Mehrfach äußert sich Caz in dem Video zudem rassistisch. Es seien kaum Deutsche zu sehen, kommentiert er, meint damit aber offensichtlich Menschen mit weißer Hautfarbe. Die Missstände im Viertel interpretiert er als reine Folge der Migrationspolitik. Auf einem Foto in sozialen Medien posiert Caz auch mit der hessischen AfD-Landtagsabgeordneten Anna Nguyen – „unterwegs im Bahnhofsviertel“.

Unter anderem auf der Frankfurt-Seite des Webforums Reddit wird das Video kritisch diskutiert. Ein Nutzer schreibt: „Diese Menschen sind nicht Kulisse, sondern in extremen Notlagen – und es ist einfach respektlos und herablassend, sie auf diese Weise zur Schau zu stellen.“ Das Bahnhofsviertel werde für Klicks genutzt, schreibt er weiter; es sei eine „abartige Respektlosigkeit“.

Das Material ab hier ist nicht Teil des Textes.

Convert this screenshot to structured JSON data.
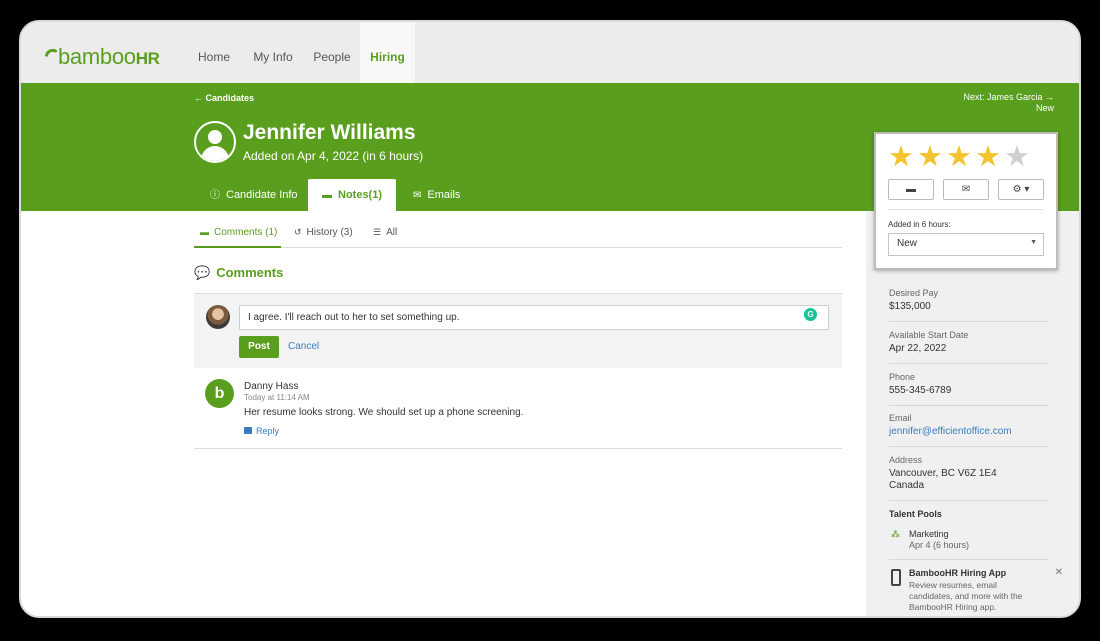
{
  "app": {
    "logo_main": "bamboo",
    "logo_suffix": "HR"
  },
  "nav": {
    "items": [
      "Home",
      "My Info",
      "People",
      "Hiring"
    ],
    "active": "Hiring"
  },
  "header": {
    "back_label": "← Candidates",
    "next_label": "Next: James Garcia →",
    "next_sub": "New",
    "name": "Jennifer Williams",
    "added": "Added on Apr 4, 2022 (in 6 hours)"
  },
  "tabs": {
    "candidate_info": "Candidate Info",
    "notes": "Notes(1)",
    "emails": "Emails"
  },
  "subtabs": {
    "comments": "Comments (1)",
    "history": "History (3)",
    "all": "All"
  },
  "comments_section": {
    "title": "Comments",
    "input_value": "I agree. I'll reach out to her to set something up.",
    "post_label": "Post",
    "cancel_label": "Cancel"
  },
  "comment": {
    "author": "Danny Hass",
    "time": "Today at 11:14 AM",
    "text": "Her resume looks strong. We should set up a phone screening.",
    "reply_label": "Reply"
  },
  "rating": {
    "value": 4,
    "max": 5
  },
  "status": {
    "label": "Added in 6 hours:",
    "value": "New"
  },
  "info": {
    "desired_pay_label": "Desired Pay",
    "desired_pay": "$135,000",
    "start_label": "Available Start Date",
    "start": "Apr 22, 2022",
    "phone_label": "Phone",
    "phone": "555-345-6789",
    "email_label": "Email",
    "email": "jennifer@efficientoffice.com",
    "address_label": "Address",
    "address_line1": "Vancouver, BC V6Z 1E4",
    "address_line2": "Canada"
  },
  "talent_pools": {
    "title": "Talent Pools",
    "pool_name": "Marketing",
    "pool_date": "Apr 4 (6 hours)"
  },
  "app_promo": {
    "title": "BambooHR Hiring App",
    "desc": "Review resumes, email candidates, and more with the BambooHR Hiring app."
  },
  "colors": {
    "brand_green": "#5a9e1e",
    "link_blue": "#3a7bbf",
    "star": "#f4c430"
  }
}
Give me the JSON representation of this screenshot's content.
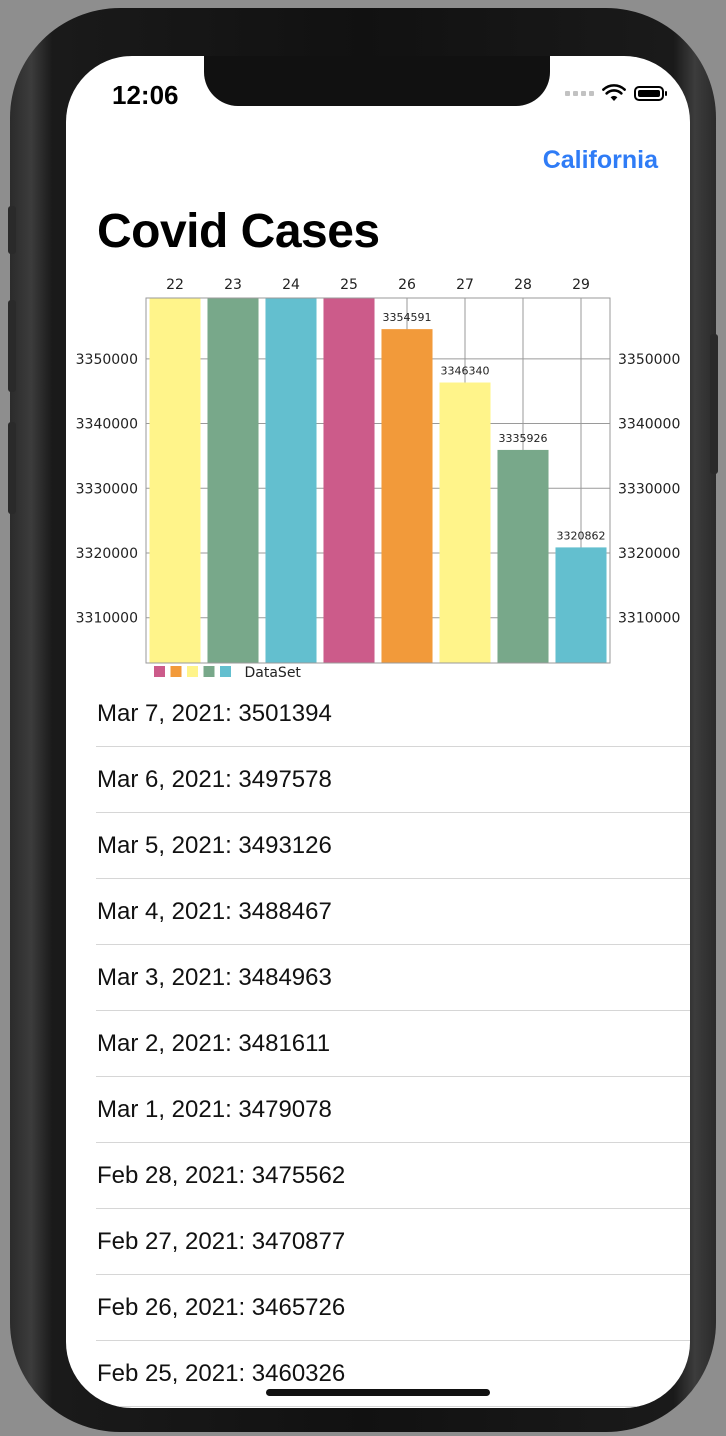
{
  "status_bar": {
    "time": "12:06"
  },
  "nav": {
    "state_button": "California"
  },
  "page_title": "Covid Cases",
  "chart_data": {
    "type": "bar",
    "categories": [
      "22",
      "23",
      "24",
      "25",
      "26",
      "27",
      "28",
      "29"
    ],
    "series": [
      {
        "name": "DataSet",
        "values": [
          3360000,
          3360000,
          3360000,
          3360000,
          3354591,
          3346340,
          3335926,
          3320862
        ]
      }
    ],
    "data_labels": [
      "",
      "",
      "",
      "",
      "3354591",
      "3346340",
      "3335926",
      "3320862"
    ],
    "bar_colors": [
      "#fff48a",
      "#78a88a",
      "#63bfcf",
      "#cc5b8a",
      "#f29a3a",
      "#fff48a",
      "#78a88a",
      "#63bfcf"
    ],
    "legend_swatches": [
      "#cc5b8a",
      "#f29a3a",
      "#fff48a",
      "#78a88a",
      "#63bfcf"
    ],
    "ylim": [
      3303000,
      3359400
    ],
    "y_ticks": [
      "3310000",
      "3320000",
      "3330000",
      "3340000",
      "3350000"
    ],
    "legend_label": "DataSet",
    "legend_position": "bottom-left",
    "grid": true
  },
  "list": {
    "rows": [
      "Mar 7, 2021: 3501394",
      "Mar 6, 2021: 3497578",
      "Mar 5, 2021: 3493126",
      "Mar 4, 2021: 3488467",
      "Mar 3, 2021: 3484963",
      "Mar 2, 2021: 3481611",
      "Mar 1, 2021: 3479078",
      "Feb 28, 2021: 3475562",
      "Feb 27, 2021: 3470877",
      "Feb 26, 2021: 3465726",
      "Feb 25, 2021: 3460326"
    ]
  }
}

Nicht alle teilen die Einschätzung: Ein Nutzer kommentiert: „Abartig sind eigentlich nur die Verhältnisse im Bahnhofsviertel. Ein Video, das diese Verhältnisse zeigt, ist ganz sicher kein Problem.“

Kritik an dieser Art von Videos gibt es bereits länger vom städtischen Sozial- und Gesundheitsdezernat, das auch für Drogenhilfe und Sozialarbeit zuständig ist. „Wir sehen vermehrt Influencer, die mit dem Leid anderer Klickzahlen generieren wollen“, sagte ein Sprecher des Dezernats t-online. Sozialdezernentin Elke Voitl (Grüne) hatte sich bereits kritisch über derartige Videoformate geäußert: Mitarbeiter in der Sucht- und Drogenhilfe sähen es skeptisch, die Lebenssituation der Suchtkranken in Social-Media-Kanälen zu präsentieren. So könne ein abfälliger Voyeurismus bedient werden, und Suchtkranke würden teils abfälligen Kommentaren ausgesetzt.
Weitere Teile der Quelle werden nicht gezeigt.